External accounts must have a deficit of US$ 2 billion
The information is from Inflation Reportquarterly publication of BC, released this Thursday (29).
The increase in the projected deficit comes mainly from the reduction in the trade balance, from R$ 62 billion to R$ 54 billion, with a drop in the value of exports, from US$ 338 billion to US$ 335 billion, and an increase in the value of imports from US$ 277 billion to US$ 281 billion.
“The projection of exported value for the year reflects a sharper drop in implicit prices than previously expected, following the trajectory of commodity prices in international markets. This reduction in relation to 2022, already foreseen in the previous report, should occur in greater intensity, mainly in the case of basic products, such as soy and oil”, explained the BC.
On the other hand, there will be an increase in the volume of exports due to the record harvest of grains expected for the year, which should only partially offset the negative price revision. The projection also incorporates a higher-than-expected export volume of manufactured and semi-manufactured products.
For imports, less sharp declines in prices and volume are expected. According to the BC, the revision reflects the most recent data, which show a slight recovery in imports in the main categories.
The expected deficit in the services account was maintained at US$36 billion, below the one registered in 2022 (US$40 billion). “The perspective of reduction in relation to the previous year reflects lower expenses with transport, resulting from the gradual normalization in the costs of air and waterway modes, in addition to the lower volume of imported goods. On the other hand, travel expenses should exceed those observed last year, already at a level more compatible with that observed before the pandemic ”, says the report.

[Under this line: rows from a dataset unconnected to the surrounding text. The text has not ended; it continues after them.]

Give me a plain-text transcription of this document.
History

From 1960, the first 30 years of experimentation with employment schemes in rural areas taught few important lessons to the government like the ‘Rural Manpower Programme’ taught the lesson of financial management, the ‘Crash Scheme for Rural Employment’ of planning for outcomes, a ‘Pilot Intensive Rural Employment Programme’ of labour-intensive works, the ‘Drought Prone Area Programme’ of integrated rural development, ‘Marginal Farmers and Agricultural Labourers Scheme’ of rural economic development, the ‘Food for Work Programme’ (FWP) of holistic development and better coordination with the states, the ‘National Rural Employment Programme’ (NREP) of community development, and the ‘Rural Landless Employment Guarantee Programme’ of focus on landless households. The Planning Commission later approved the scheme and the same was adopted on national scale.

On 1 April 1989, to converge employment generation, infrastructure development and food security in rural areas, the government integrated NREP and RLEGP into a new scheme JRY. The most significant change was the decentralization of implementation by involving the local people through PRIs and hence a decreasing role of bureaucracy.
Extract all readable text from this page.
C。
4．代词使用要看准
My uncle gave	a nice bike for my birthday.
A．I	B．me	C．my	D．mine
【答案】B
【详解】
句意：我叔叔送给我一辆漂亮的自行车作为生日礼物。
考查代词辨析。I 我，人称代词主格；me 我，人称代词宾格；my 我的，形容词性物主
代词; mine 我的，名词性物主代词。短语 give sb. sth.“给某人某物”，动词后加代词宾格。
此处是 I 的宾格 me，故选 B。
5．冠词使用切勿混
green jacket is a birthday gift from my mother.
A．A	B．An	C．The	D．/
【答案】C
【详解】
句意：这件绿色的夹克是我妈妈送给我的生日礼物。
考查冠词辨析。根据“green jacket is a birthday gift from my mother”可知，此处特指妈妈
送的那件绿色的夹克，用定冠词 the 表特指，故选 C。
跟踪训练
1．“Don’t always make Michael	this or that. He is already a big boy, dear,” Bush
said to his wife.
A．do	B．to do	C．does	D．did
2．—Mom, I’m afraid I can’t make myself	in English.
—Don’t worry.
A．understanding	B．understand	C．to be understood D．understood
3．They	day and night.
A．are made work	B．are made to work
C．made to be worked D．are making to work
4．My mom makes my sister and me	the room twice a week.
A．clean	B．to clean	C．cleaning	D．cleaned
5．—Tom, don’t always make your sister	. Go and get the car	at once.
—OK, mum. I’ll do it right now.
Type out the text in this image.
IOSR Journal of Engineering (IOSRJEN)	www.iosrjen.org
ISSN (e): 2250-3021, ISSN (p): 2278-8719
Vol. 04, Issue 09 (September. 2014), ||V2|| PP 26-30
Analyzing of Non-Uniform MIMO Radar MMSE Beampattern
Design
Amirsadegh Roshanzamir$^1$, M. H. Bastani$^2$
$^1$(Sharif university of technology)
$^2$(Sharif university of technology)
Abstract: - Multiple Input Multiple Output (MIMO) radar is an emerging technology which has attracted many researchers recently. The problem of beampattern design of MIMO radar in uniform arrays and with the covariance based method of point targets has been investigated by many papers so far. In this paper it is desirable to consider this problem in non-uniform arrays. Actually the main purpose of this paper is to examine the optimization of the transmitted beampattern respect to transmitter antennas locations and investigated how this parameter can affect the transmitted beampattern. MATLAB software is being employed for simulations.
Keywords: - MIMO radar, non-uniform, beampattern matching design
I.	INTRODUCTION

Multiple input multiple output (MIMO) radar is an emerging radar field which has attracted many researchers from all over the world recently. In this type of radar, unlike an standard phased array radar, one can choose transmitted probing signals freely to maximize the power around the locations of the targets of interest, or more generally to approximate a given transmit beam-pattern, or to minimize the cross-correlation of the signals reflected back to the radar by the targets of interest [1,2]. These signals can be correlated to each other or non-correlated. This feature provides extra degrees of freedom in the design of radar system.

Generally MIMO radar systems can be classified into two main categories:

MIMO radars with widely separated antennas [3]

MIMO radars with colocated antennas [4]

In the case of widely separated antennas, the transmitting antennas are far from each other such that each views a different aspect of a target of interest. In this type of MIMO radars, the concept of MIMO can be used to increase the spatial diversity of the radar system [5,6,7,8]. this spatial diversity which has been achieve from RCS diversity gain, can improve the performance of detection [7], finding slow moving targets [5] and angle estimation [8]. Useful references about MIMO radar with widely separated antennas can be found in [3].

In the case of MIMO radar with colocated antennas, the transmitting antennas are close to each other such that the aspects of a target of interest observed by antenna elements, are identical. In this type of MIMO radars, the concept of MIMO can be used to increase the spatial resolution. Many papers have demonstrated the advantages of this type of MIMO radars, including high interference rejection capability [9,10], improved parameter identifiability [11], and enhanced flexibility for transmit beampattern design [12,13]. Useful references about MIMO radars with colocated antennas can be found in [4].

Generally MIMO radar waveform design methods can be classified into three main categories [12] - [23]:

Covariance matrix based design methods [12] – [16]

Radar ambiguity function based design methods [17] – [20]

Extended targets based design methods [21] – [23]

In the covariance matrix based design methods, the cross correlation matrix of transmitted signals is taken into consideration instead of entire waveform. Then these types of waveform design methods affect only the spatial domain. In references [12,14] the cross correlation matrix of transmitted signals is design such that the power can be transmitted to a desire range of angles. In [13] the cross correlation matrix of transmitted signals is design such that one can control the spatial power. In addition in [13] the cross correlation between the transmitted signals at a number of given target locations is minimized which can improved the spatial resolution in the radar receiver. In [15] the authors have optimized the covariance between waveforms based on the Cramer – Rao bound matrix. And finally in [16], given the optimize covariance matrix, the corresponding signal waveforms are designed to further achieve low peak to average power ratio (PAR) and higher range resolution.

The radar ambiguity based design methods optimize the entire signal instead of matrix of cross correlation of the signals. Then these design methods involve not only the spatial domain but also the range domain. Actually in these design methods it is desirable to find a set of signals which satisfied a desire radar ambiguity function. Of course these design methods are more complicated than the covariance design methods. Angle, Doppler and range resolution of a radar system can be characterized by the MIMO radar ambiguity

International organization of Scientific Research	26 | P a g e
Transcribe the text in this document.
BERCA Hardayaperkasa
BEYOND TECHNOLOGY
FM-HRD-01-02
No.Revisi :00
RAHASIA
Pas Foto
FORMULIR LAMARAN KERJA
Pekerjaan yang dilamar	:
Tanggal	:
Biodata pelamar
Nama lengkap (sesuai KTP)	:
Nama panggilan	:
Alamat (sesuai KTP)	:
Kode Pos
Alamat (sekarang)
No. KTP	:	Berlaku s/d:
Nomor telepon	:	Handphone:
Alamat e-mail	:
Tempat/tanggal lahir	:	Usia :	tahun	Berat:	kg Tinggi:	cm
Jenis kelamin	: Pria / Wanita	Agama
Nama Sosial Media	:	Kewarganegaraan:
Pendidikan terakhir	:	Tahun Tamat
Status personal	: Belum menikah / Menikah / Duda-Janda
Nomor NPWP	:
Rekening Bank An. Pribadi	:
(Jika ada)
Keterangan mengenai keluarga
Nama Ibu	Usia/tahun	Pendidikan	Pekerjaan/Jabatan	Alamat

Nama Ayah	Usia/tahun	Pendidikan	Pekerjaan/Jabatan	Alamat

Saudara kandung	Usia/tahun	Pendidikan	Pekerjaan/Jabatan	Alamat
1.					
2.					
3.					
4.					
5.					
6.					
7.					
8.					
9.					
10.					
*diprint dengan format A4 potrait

For the primary income account, the deficit projection was revised upwards slightly, with higher net outlays on profits and dividends. “These expenses remain at a high level, although below what was observed in 2022, reflecting favorable results of companies that have non-resident participation in their capital in the first quarter of 2023, when economic activity surprised, especially in less cyclical sectors”, he explained the BC.
Thus, the primary income deficit forecast increased from US$ 61 billion to US$ 63 billion.
Foreign investment
In the financial account, projections of net inflow in direct investments in the country (IDP) were maintained, in an amount higher than the expected deficit for current transactions and approaching the average observed in the decade before the pandemic. The estimated IDP in 2023 was US$ 75 billion.
When the country registers a negative current account balance, it needs to cover the deficit with investments or loans abroad. The best form of financing the negative balance is the IDP, because the resources are invested in the productive sector and tend to be long-term investments.
For portfolio investments, the projection was revised from a net outflow of R$ 5 billion to neutrality.